BARDALIUT

Los dioses parecen flotar en el espacio, rodeados de estrellas, con Rimom sobre sus cabezas, más allá la verde Shirta y muy por debajo, al otro lado de Tramórea, la roja Taniar. A su misma altura hay una nube de fragmentos de roca que se extienden por ambos lados hasta que, a tanta distancia que apenas se divisa como una línea blanquecina, aquel anillo orbital se curva sobre sí y rodea Tramórea.

El anillo es conocido por los mortales como el Cinturón de Zenort y está formado por los restos de un antiguo cuerpo estelar que se rompió en experimentos a medias fracasados y a medias exitosos.

Ahora, obedeciendo a una señal de Manígulat, una de esas rocas flotantes empieza a resquebrajarse.

El Cinturón de Zenort encierra armas poderosas, y puede ser utilizado en sí como un arma. Pero durante mucho tiempo los campos de interferencia proyectados desde Etemenanki, la torre de Undraukar, el Rey Gris, han impedido que los Yúgaroi puedan utilizarlo. En los últimos siglos, tan sólo uno de los fragmentos del Cinturón ha caído del cielo. No fue algo buscado por los dioses, sino un accidente, algo tal vez inevitable cuando interactúan gravitatoriamente un mundo, tres lunas, el Bardaliut y miles de fragmentos rocosos.

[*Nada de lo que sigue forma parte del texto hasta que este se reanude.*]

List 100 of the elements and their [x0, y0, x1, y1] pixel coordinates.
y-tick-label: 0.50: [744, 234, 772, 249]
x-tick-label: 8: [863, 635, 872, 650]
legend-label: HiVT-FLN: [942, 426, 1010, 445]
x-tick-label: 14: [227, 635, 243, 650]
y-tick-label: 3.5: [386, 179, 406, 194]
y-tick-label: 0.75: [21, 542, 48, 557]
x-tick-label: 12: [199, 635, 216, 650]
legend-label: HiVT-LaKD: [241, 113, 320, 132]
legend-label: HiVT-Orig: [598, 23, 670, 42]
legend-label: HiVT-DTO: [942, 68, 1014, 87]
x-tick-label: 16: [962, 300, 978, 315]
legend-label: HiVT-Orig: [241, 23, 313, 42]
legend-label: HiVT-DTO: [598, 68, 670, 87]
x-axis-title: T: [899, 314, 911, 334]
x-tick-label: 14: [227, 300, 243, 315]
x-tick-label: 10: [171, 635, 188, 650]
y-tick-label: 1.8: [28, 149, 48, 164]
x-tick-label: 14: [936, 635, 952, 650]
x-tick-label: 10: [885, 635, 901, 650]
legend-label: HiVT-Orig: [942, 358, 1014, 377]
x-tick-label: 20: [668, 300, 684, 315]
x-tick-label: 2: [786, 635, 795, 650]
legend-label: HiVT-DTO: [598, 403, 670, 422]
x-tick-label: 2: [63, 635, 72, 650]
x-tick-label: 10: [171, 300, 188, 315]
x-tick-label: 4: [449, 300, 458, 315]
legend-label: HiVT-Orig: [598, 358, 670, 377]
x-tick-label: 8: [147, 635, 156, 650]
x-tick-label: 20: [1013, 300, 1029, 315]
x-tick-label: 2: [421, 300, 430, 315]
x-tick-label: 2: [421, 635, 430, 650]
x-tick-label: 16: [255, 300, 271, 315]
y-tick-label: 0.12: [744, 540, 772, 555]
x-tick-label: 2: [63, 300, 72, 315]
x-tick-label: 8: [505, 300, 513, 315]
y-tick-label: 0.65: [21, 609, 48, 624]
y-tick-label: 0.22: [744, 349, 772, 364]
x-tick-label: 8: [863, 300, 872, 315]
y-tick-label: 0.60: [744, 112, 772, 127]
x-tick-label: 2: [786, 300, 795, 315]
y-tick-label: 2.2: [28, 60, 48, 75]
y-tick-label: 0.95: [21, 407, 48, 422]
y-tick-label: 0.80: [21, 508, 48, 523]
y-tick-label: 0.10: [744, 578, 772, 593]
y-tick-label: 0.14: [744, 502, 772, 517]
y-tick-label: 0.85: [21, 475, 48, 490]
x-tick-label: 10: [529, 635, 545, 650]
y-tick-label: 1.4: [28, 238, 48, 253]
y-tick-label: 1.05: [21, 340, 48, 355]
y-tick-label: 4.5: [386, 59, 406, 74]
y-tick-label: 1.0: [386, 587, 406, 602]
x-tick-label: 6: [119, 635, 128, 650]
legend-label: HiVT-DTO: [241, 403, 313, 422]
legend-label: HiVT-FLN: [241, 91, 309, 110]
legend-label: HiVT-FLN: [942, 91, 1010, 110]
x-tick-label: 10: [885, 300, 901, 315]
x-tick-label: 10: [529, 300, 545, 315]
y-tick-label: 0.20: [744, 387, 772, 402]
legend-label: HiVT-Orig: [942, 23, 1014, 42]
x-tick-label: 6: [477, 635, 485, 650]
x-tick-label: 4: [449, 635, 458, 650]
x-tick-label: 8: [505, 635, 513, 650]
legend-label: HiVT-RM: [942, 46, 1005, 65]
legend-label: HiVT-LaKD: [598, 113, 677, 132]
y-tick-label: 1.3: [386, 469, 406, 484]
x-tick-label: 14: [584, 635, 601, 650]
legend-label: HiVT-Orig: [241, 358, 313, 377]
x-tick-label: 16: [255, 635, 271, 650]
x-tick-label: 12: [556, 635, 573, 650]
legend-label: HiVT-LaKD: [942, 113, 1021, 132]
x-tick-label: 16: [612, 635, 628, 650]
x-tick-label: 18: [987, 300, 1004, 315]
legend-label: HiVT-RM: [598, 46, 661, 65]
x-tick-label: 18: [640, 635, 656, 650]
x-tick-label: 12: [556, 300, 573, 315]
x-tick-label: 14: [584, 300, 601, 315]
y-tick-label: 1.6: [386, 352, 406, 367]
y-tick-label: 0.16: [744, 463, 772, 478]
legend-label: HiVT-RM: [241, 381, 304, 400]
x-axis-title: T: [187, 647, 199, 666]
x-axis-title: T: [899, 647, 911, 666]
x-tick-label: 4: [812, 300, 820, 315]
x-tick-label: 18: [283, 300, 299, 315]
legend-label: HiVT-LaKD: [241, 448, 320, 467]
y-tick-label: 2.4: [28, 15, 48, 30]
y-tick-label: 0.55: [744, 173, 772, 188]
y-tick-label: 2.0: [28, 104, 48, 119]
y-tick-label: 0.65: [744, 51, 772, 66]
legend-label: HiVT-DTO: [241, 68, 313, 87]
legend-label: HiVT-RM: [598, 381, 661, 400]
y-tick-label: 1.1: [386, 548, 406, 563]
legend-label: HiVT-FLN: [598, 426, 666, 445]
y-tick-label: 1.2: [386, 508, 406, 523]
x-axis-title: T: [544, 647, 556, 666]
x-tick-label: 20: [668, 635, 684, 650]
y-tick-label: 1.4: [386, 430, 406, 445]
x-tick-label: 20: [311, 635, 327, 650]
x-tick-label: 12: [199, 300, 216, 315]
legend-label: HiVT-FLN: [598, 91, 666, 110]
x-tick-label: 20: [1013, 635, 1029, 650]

Lo que ocurrió entonces fue que uno de esos fragmentos perdió tanta altura en su órbita que, finalmente, se precipitó sobre Tramórea por sí solo. Aunque el resto de los dioses no se han enterado -al menos todavía-, Tarimán sabe que aquel accidente ha desatado una plaga cruel e insidiosa. El meteorito portaba en su interior un organismo artificial de simetría invertida que ha contagiado su mutación a las plantas; mutación que se extiende de forma lenta pero inexorable en forma de ondas concéntricas. Para los ojos de animales y humanos no hay nada raro en aquellos pastos ni en aquellos cereales. Pero si gozaran de la visión acrecentada de los Yúgaroi, comprobarían que a nivel microscópico son como sacacorchos trucados que en vez de extraer el tapón lo clavan aún más. En suma, alimentos que los naturales no pueden digerir.

Aquel accidente es la causa de que dos ejércitos combatan bajo las murallas de Mígranz. La clave de la vida es la lucha por los recursos. Y ahora esos millares de humanos combaten por los que les quedan.

Aleccionador. Tarimán prevé que los dioses pronto lucharán también por recursos. Salvo que lo harán a un nivel infinitamente superior.

Mientras Tarimán y los demás Yúgaroi, salvo Anfiún, contemplan el combate que se desarrolla miles de kilómetros bajo ellos, la gran roca que señaló Manígulat con su majestuoso dedo ha terminado de romperse en cientos o tal vez miles de pedazos. En otro gesto tan innecesario como dramático, el rey de los dioses baja la mano. Esos pedazos, que hasta ahora han estado compartiendo la órbita del resto del Cinturón de Zenort, se detienen en el vacío. Como la única forma de mantenerse en las alturas es moverse, en el preciso momento en que se frenan caen.

Al principio, los fragmentos se borran de la vista. Pero un instante


después reaparecen como una miríada de puntos de luz, pues, al entrar en la atmósfera, el rozamiento con el aire calienta la capa externa de esas rocas hasta volverlas incandescentes. Sin duda, vistas desde la superficie de Tramórea ofrecerán un espectáculo bellísimo y al mismo tiempo aterrador. Algunas de las rocas se vaporizarán antes de llegar al suelo.

Pero sólo algunas.

Las demás impactarán como bólidos de fuego y destrucción. Aunque no sean los proyectiles más precisos del mundo, golpearán en la zona elegida por el gran Manígulat, señor del fuego celeste.

Lo cual supone un pequeño problema para Tarimán, que chasquea la lengua en un gesto muy humano. Pues allí abajo está una de sus creaciones, alguien que cree ser hijo de la diosa Himíe y en cierto modo lo es… aunque su madre lo ignore.